The report is yet another dismal result for the undergraduate sector, where enrollment is down across the board. Year-over-year enrollment declines were particularly sharp at for-profit four-year schools, community colleges and primarily online schools.
"Far from filling the hole of last year's enrollment declines, we are still digging it deeper," Doug Shapiro, the National Student Clearinghouse Research Center's executive director, said in a statement. He noted that community colleges have been "the most adversely affected sector," shedding 14.1% of total enrollment since the fall of 2019.
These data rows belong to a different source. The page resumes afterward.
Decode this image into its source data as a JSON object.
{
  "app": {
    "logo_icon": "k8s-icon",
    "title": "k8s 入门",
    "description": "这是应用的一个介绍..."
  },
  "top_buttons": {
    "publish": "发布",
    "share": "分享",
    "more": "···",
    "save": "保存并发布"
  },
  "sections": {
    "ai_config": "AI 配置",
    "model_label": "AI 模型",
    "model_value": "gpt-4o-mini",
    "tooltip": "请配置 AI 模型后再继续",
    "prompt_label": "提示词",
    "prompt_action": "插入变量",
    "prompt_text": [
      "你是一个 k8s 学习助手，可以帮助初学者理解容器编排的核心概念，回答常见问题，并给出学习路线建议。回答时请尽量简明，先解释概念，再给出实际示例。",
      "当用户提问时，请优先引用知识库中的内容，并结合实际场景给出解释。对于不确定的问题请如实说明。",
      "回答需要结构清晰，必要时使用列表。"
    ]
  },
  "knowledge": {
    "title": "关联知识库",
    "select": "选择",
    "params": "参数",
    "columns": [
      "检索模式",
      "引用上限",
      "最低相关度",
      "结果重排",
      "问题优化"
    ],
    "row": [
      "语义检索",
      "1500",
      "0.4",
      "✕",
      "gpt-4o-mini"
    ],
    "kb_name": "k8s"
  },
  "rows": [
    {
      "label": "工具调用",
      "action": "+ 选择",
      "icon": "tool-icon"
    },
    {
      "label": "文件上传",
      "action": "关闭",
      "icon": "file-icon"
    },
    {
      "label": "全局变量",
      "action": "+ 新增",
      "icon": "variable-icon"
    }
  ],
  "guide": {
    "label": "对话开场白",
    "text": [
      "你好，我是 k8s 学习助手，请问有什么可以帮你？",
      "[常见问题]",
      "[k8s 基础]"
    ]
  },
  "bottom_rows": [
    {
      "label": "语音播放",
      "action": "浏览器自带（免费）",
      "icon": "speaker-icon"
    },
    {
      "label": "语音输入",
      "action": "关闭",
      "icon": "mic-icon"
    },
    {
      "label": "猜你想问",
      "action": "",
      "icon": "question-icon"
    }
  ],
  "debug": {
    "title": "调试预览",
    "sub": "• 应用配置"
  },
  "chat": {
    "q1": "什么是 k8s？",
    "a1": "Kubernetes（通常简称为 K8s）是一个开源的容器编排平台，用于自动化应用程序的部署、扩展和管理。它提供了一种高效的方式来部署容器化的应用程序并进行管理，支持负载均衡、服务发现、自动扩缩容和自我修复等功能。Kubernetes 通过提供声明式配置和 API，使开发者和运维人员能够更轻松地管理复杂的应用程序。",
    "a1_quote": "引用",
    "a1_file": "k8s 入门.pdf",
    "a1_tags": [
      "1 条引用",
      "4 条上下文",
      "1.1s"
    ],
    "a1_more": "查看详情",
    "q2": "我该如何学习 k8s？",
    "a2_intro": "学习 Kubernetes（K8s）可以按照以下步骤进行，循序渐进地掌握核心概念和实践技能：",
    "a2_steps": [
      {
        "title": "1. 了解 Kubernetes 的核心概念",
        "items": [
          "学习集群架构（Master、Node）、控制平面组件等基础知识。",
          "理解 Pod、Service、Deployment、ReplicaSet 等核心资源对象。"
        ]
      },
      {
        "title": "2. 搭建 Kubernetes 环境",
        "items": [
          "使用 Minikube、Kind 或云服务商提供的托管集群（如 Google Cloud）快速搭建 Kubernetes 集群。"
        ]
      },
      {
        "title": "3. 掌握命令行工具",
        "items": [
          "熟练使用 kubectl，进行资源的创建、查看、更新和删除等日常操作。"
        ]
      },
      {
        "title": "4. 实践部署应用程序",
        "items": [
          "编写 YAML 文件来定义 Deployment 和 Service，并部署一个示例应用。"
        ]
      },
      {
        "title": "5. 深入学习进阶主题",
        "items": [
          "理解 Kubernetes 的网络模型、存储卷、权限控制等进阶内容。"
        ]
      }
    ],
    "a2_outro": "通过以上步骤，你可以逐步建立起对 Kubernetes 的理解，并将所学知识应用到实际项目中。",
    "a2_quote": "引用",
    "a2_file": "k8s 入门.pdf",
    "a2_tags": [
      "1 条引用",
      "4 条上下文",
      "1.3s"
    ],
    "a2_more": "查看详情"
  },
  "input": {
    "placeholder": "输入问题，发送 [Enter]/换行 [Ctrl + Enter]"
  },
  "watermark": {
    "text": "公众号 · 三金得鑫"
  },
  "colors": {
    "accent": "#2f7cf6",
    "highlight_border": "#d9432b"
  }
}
"If this current rate of decline — this 6.5% — were to hold up, it would be the largest two-year enrollment decline in at least the last 50 years in the U.S.," Shapiro said on a call Monday with reporters.
Undergraduate enrollment saw declines across the board
The preliminary figures are based on about half of institutions reporting their enrollment data to the Clearinghouse as of Sept. 23. Those colleges represent 8.4 million students.
Some sectors that fared well in 2020 saw larger drops this fall.
That includes for-profit, four-year schools, where enrollment dropped 12.7%, compared to 0.3% last year. However, those figures could change as more institutions report their enrollment data to the Clearinghouse.
Primarily online institutions also saw massive drops, with undergraduate enrollment and graduate enrollment declining by 5.4% and 13.6%, respectively. That's compared to an 8.6% increase across those two enrollment levels last fall.
Graduate enrollment rose across all college types except for-profits
Undergraduate enrollment at private nonprofit four-year schools held mostly steady, falling by only 0.7%. Yet disparities pervaded the sector, with the most highly selective institutions seeing enrollment grow 4.3% while less-selective categories had declines between 1.8% and 2.5%.
First-year enrollment is also suffering, falling 3.1% nationwide this fall. Although this rate of decline is only about one-third of that seen last fall, of 9.5%, it bodes poorly for the sector. That's because first-year enrollment remains far below the level needed to make up for a smaller class size entering college in 2020.
Undergraduate enrollment declines were also uneven across racial and ethnic groups. Enrollment of White, Black and Native American students declined more than any other groups tracked, sliding between 4.4% and 5.1%. Latinx and Asian student enrollment, meanwhile, fell by 2.4% and 2.2%, respectively.